In FIGS. 2 and 3, a large diameter recess A ₂ is formed in the lining material A, and a flange 21 is overlapped on the upper surface of this recess A ₂ so that the flange 21 does not protrude from the recess A ₂ . It shows. By doing so, there is an advantage that the powder or the like can smoothly slide down on the lining material A without being caught by the flange 21, and the outer surface of the flange 21 is less likely to wear out. In addition, when the flange 21 is accommodated in the recess _A2 in this way, the recess
There is a concern that particles and the like may accumulate in the space around the flange 21 in A ₂ and the lining material A may not be able to expand smoothly. Since it is configured with a tapered surface, powder, granules, etc. that have accumulated in this space can be scooped out and removed with the tapered surface.
It has the advantage of being able to expand smoothly.

Figures 5A and 5B show other examples of the shaft 11 that is a part of the fastener, where A shows one in which only one end 12 is conical, and B shows one in which both ends are arcuate. It shows. These shaft bodies 11 are also stud-welded to the construction surface, and the upper end (other end 13)
is to be crushed.

FIG. 6 shows another example of a flange 21 which is a part of a stopper, and has a partially spherical outer surface and a tapered through hole 22 that expands outward in the center. As shown in FIG. 7, this flange 21 is attached to the shaft body 11 with the lining material A being too thin to form the recess A2, so that the flange 21 is attached to the shaft body ₁₁ with the lining material A protruding from the surface of the lining material A. It is preferably employed when fixing to surface B.

It goes without saying that the shaft and the flange can be freely combined.

[Effect of idea]

As mentioned above, the fastener of the present invention can be made by simply fitting the through hole of the flange into the shaft body stud welded to the construction surface and crushing the upper end of the shaft body, and the overhanging part is formed into the tapered shape of the through hole. Since the lining material can be fixed to the construction surface by pressing against the wall, work efficiency is greatly improved compared to conventional methods, and there is no need to worry about the flange loosening or falling off even if strong vibrations are transmitted to the fasteners. Therefore, the stopper of the present invention can be suitably used when installing a lining material in a place that is subject to repeated and violent vibrations, such as the hopper of a powder carrier or the falling surface of powder or granular material.

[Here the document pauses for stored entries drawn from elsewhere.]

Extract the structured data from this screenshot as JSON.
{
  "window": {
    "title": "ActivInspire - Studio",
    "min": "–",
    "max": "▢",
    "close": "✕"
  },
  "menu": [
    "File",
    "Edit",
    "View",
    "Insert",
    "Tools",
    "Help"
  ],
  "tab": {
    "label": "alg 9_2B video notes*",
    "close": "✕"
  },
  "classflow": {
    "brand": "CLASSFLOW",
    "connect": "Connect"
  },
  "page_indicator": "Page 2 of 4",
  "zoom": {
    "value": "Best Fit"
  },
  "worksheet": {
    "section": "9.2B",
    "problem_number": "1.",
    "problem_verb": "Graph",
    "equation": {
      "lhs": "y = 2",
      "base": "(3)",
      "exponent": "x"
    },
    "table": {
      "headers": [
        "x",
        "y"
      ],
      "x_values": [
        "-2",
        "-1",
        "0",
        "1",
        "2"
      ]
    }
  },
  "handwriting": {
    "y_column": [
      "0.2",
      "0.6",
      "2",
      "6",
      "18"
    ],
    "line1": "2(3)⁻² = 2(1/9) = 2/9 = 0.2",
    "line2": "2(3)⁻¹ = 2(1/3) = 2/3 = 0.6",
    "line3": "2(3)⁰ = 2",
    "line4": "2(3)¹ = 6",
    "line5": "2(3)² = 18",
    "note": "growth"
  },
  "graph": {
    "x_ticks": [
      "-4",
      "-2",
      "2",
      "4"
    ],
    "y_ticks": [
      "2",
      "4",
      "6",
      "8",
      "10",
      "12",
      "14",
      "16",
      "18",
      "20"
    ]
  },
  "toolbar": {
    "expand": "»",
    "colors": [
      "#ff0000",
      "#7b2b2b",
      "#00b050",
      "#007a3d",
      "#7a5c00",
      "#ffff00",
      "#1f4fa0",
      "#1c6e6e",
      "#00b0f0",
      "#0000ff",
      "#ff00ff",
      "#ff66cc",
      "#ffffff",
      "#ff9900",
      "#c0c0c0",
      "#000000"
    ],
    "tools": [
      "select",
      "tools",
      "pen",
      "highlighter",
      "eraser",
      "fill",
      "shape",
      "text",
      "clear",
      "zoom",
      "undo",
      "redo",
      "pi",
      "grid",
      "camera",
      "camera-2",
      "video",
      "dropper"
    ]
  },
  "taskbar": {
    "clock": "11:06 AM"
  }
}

[Brief explanation of drawings]

Fig. 1 is a partially cutaway side view showing a fastener according to an embodiment of the present invention, Fig. 2 is a cross-sectional view showing the state in which the flange is fitted into the shaft body, and Fig. 3 is a cross-sectional view showing the state in which the fastener is used. Figures 4 and 4 are front views of main parts showing an example of applying lining material to a hopper, Figures 5 A and B are sectional views showing other examples of the shaft, and Figure 6 is a sectional view showing other examples of the flange. , FIG. 7 is a sectional view showing how the flange is used, and FIG. 8 is a sectional view showing how the conventional stopper is used. DESCRIPTION OF SYMBOLS 1... Stopper, 11... Shaft, 12... One end of the shaft, 13... Other end of the shaft, 13a... Overhang, 21... Flange, 22... Through hole of flange , A...Lining material, B...Construction surface.

Claims (1)

[Claim for Utility Model Registration] Consists of a shaft body stud-welded to the construction surface of the lining material, and a flange that is fitted into this shaft body and overlapped with the above-mentioned lining material, into which the above-mentioned shaft body is fitted. The through hole is configured to expand outward and taper, and by fitting the shaft into the through hole and crushing the upper end of the shaft so that it overhangs to the side, the overhanging portion of the through hole is expanded. A fastener for a lining material, characterized in that it is configured to press against a tapered hole wall.